Without even forming a concept or conducting an experiment, I was living in the moment, and putting love naturally into my actions. A retreat space is perfect for this as there are fewer responsibilities and deadlines than in daily working life.

Sogyal Rinpoche is an esteemed Buddhist teacher and the author of The Tibetan Book of Living and Dying. He talks about an old Tibetan phrase:

Water, when not stirred, will become clear;
The mind, when unaltered, will find peace.

In my experiment, the times I felt love were also very peaceful for me. Peaceful and simple. I only had to do one thing: love. Love everything.

I feel that modern life is hectic. I feel that the education system places higher emphasis on passing exams than how to life our lives as successful people. I feel that love is not something that comes from outside you, but from inside you. I would love to see greater teachings on love in the school system, in the workplace, in the home. We spend a long time chasing a love outside ourselves, when we can find it in an instant in our hearts.

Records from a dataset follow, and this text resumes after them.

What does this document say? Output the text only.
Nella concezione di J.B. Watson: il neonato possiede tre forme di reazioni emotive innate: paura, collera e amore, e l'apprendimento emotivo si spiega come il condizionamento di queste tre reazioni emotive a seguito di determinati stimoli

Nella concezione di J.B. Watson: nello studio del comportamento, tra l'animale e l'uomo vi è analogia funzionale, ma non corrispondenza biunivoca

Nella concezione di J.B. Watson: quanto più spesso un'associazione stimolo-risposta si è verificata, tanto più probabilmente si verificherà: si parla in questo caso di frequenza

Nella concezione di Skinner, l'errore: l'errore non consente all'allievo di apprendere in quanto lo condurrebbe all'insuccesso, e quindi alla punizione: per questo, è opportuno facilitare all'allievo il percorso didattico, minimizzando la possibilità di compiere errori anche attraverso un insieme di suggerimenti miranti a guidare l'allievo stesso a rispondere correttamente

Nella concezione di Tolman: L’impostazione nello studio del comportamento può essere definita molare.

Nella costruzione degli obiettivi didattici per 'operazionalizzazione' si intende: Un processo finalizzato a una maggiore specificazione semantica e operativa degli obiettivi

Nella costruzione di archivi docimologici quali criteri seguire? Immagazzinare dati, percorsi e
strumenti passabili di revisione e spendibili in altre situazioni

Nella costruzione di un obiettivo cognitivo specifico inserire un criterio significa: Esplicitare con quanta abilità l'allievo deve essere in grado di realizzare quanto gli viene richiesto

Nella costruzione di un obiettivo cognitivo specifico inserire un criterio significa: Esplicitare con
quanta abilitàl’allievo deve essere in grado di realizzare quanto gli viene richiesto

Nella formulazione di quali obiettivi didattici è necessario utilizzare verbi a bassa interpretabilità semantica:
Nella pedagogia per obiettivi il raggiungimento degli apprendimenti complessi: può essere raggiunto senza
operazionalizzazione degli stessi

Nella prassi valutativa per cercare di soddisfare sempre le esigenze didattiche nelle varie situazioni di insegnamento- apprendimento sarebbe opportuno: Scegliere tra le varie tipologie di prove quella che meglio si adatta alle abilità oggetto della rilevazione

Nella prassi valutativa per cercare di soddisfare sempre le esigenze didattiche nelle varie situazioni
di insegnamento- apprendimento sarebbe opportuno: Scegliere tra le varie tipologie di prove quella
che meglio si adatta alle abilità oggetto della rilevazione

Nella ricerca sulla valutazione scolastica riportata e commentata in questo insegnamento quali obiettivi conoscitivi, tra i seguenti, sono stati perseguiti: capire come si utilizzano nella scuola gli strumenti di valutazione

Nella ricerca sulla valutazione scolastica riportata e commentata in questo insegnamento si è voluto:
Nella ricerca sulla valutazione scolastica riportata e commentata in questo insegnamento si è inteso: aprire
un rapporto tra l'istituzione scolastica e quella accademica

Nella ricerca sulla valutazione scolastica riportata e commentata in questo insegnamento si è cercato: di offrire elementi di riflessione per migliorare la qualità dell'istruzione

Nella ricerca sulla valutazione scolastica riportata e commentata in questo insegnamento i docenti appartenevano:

I believe that it is possible for me to try and live with even greater love in my heart, and give love more freely, more openly, with less limitations.

Thousands of candles can be lit from a single candle, and the life of the candle will not be shortened. Happiness never decreases by being shared.

(The Buddha)

This does not mean we have to say yes to everything. It means that we can choose to find love, and give love. It means we can notice when we feel love naturally, or when it becomes a struggle. We can spend our time on the things we love. We can improve the quality of our lives and those around us by putting love into the tiniest action.

Have you ever eaten a homemade meal, cooked with love? You would choose to eat such a meal over a microwave dinner any day, right?